I have just read through this. I think that your if your OH left you it would actually be the best thing that ever happened to you. If you have been controlled by first your Mother and your Partner then you could probably do with a couple of years "finding" yourself. You are possibly so compliant with both of them that you don't even know yourself or what you are capable of achieving.

I think you need to work on your self-esteem just as much as your anxiety. With regard to whether to stay in education or not, I think you are not capable of juggling even a part-time job and childcare. You would burn out mentally far to easily.

ZIP x

yourehavingalaugh · 29/03/2014 19:52

I don't think you're 'pathetic' for a moment and I certainly didn't say that. It sounds like you have a chance of starting to tackle all this. You do need some real-life support though. You don't have family, what about friends/other mums?

fedthefuckupnowwhat · 29/03/2014 19:57

I think that your if your OH left you it would actually be the best thing that ever happened to you.

That brought tears to my eyes.

You don't have family, what about friends/other mums?

I've got a few mum friends and the woman's centre.

OP posts:
fedthefuckupnowwhat · 29/03/2014 20:01

Okay, before I confront DH about the finances, I need to know if there is anything else I need to add to the following list.

Using Wips fine advice, the list of info he needs to provide me with is:

Access to an account where I can see how much money comes in and how much goes out.
How much money is spent on bills;
How much money is spent on mortgage;
How much money is spent on food; petrol, debt payments, etc.
Several months of past bank statements.

OP posts:
wyrdyBird · 29/03/2014 20:01

Hello fed. No practical advice in this post, but am here to offer you moral support. Brew
I recognise you from another thread (will not out you).

Suffice to say that PP are right: your DH has sapped your confidence and been very controlling.

Regardless of this, you sound very clear thinking and determined.

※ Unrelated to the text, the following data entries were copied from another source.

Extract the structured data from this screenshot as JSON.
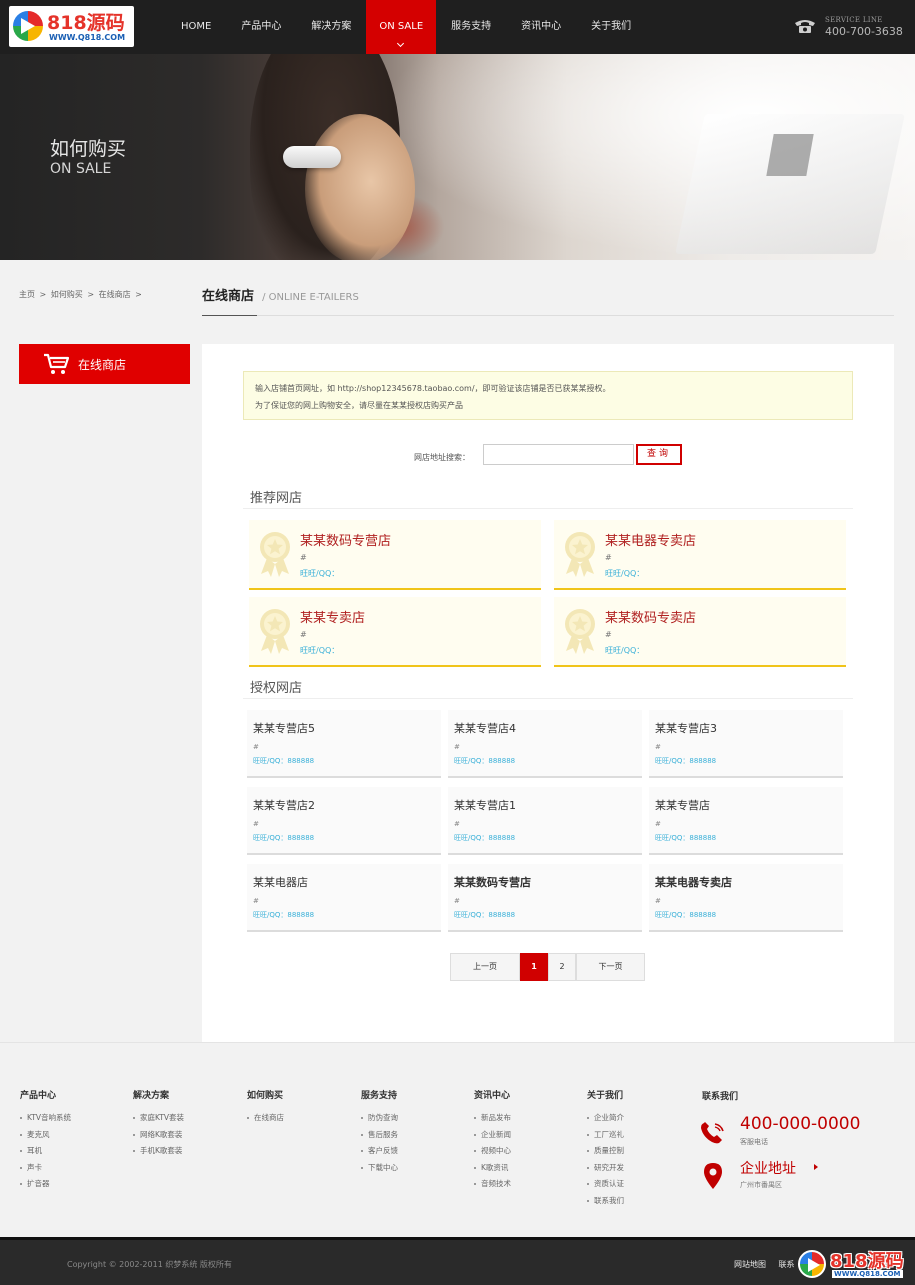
{
  "logo": {
    "main": "818源码",
    "sub": "WWW.Q818.COM"
  },
  "nav": [
    {
      "label": "HOME"
    },
    {
      "label": "产品中心"
    },
    {
      "label": "解决方案"
    },
    {
      "label": "ON SALE",
      "active": true
    },
    {
      "label": "服务支持"
    },
    {
      "label": "资讯中心"
    },
    {
      "label": "关于我们"
    }
  ],
  "service": {
    "label": "SERVICE LINE",
    "number": "400-700-3638"
  },
  "banner": {
    "title": "如何购买",
    "subtitle": "ON SALE"
  },
  "breadcrumb": [
    "主页",
    ">",
    "如何购买",
    ">",
    "在线商店",
    ">"
  ],
  "page": {
    "title": "在线商店",
    "title_en": "/ ONLINE E-TAILERS"
  },
  "sidebar": {
    "label": "在线商店"
  },
  "notice": {
    "line1": "输入店铺首页网址，如 http://shop12345678.taobao.com/，即可验证该店铺是否已获某某授权。",
    "line2": "为了保证您的网上购物安全，请尽量在某某授权店购买产品"
  },
  "search": {
    "label": "网店地址搜索：",
    "value": "",
    "placeholder": "",
    "button": "查询"
  },
  "recommended": {
    "title": "推荐网店",
    "stores": [
      {
        "name": "某某数码专营店",
        "url": "#",
        "qq": "旺旺/QQ："
      },
      {
        "name": "某某电器专卖店",
        "url": "#",
        "qq": "旺旺/QQ："
      },
      {
        "name": "某某专卖店",
        "url": "#",
        "qq": "旺旺/QQ："
      },
      {
        "name": "某某数码专卖店",
        "url": "#",
        "qq": "旺旺/QQ："
      }
    ]
  },
  "authorized": {
    "title": "授权网店",
    "stores": [
      {
        "name": "某某专营店5",
        "url": "#",
        "qq": "旺旺/QQ：888888"
      },
      {
        "name": "某某专营店4",
        "url": "#",
        "qq": "旺旺/QQ：888888"
      },
      {
        "name": "某某专营店3",
        "url": "#",
        "qq": "旺旺/QQ：888888"
      },
      {
        "name": "某某专营店2",
        "url": "#",
        "qq": "旺旺/QQ：888888"
      },
      {
        "name": "某某专营店1",
        "url": "#",
        "qq": "旺旺/QQ：888888"
      },
      {
        "name": "某某专营店",
        "url": "#",
        "qq": "旺旺/QQ：888888"
      },
      {
        "name": "某某电器店",
        "url": "#",
        "qq": "旺旺/QQ：888888"
      },
      {
        "name": "某某数码专营店",
        "url": "#",
        "qq": "旺旺/QQ：888888"
      },
      {
        "name": "某某电器专卖店",
        "url": "#",
        "qq": "旺旺/QQ：888888"
      }
    ]
  },
  "pagination": {
    "prev": "上一页",
    "pages": [
      "1",
      "2"
    ],
    "current": "1",
    "next": "下一页"
  },
  "footer": {
    "columns": [
      {
        "title": "产品中心",
        "items": [
          "KTV音响系统",
          "麦克风",
          "耳机",
          "声卡",
          "扩音器"
        ]
      },
      {
        "title": "解决方案",
        "items": [
          "家庭KTV套装",
          "网络K歌套装",
          "手机K歌套装"
        ]
      },
      {
        "title": "如何购买",
        "items": [
          "在线商店"
        ]
      },
      {
        "title": "服务支持",
        "items": [
          "防伪查询",
          "售后服务",
          "客户反馈",
          "下载中心"
        ]
      },
      {
        "title": "资讯中心",
        "items": [
          "新品发布",
          "企业新闻",
          "视频中心",
          "K歌资讯",
          "音频技术"
        ]
      },
      {
        "title": "关于我们",
        "items": [
          "企业简介",
          "工厂巡礼",
          "质量控制",
          "研究开发",
          "资质认证",
          "联系我们"
        ]
      }
    ],
    "contact": {
      "title": "联系我们",
      "phone": "400-000-0000",
      "phone_label": "客服电话",
      "address_title": "企业地址",
      "address": "广州市番禺区"
    },
    "copyright": "Copyright © 2002-2011 织梦系统 版权所有",
    "links": [
      "网站地图",
      "联系"
    ]
  },
  "colors": {
    "brand_red": "#d40000",
    "header_bg": "#1f1f1f",
    "qq_blue": "#3ab0d8",
    "medal_gold": "#f0c419"
  }
}
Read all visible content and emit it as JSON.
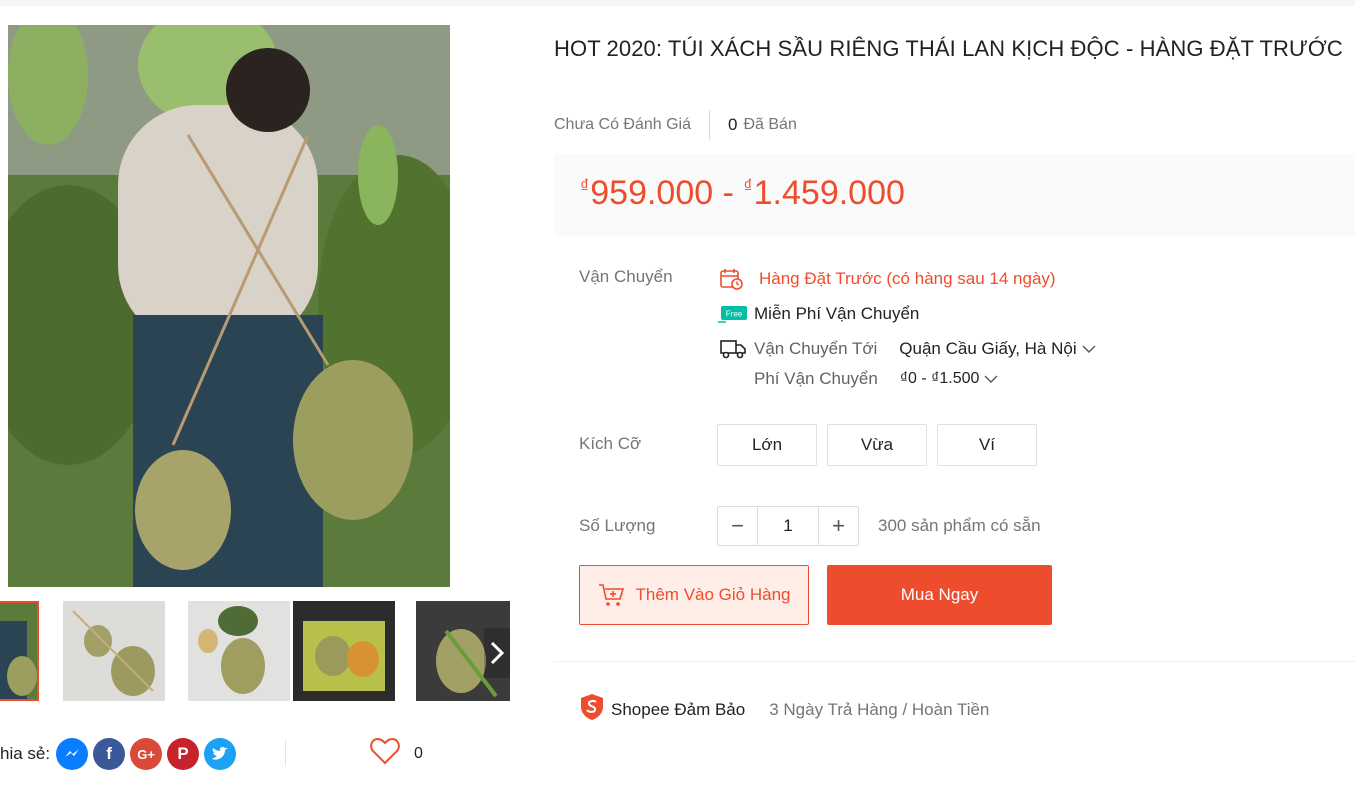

I think your best course of action will soon become clear to you.

Finney2 · 29/03/2014 20:05

Nowwhat where does he keep all his paperwork? Can you get a look at it without asking him? I fear he has mo e stashed away of which you know nothing. A 52k salary is quite a lot to just fritter away.

wannabestressfree · 29/03/2014 20:06

I don't think your pathetic BUT you seem very resigned to everything and as others have said you are an educated lady. Go and seek legal advice if only to show him your serious. Strike out on your own, don't seek spousal support. He isn't working and until he does your limited to what you can claim from him.
Use the links to see what your entitled to. Research somewhere to live near the uni. What you will need for deposit and first month. Look at childcare.
I don't mean to sound disparaging. You have two undergrad degrees and what seems to be no common sense.

Logg1e · 29/03/2014 20:21

Just going back to the "free childcare" thing, your husband may well argue that he gave up time with the children to work full time so that could spend all of your time at home.

I thought spousal maintenance was pretty much unheard of nowadays.

fedthefuckupnowwhat · 29/03/2014 20:22

I'm physically shaking. I've just confronted DH about the finances. He blew up in my face and left the flat. He said he doesn't want me to have access to the financial records of his past 20 years. That he doesn't want me asking questions and he's 'embarrassed' about stuff he spent money on in the last 20 years (we've been together for 10 of them).

I'm shaking at how real and scary this is. I am literally being financially abused.

He's marched out of the flat. What now.

OP posts:
Twinklestein · 29/03/2014 20:27

Call Women's Aid and try to figure out your escape.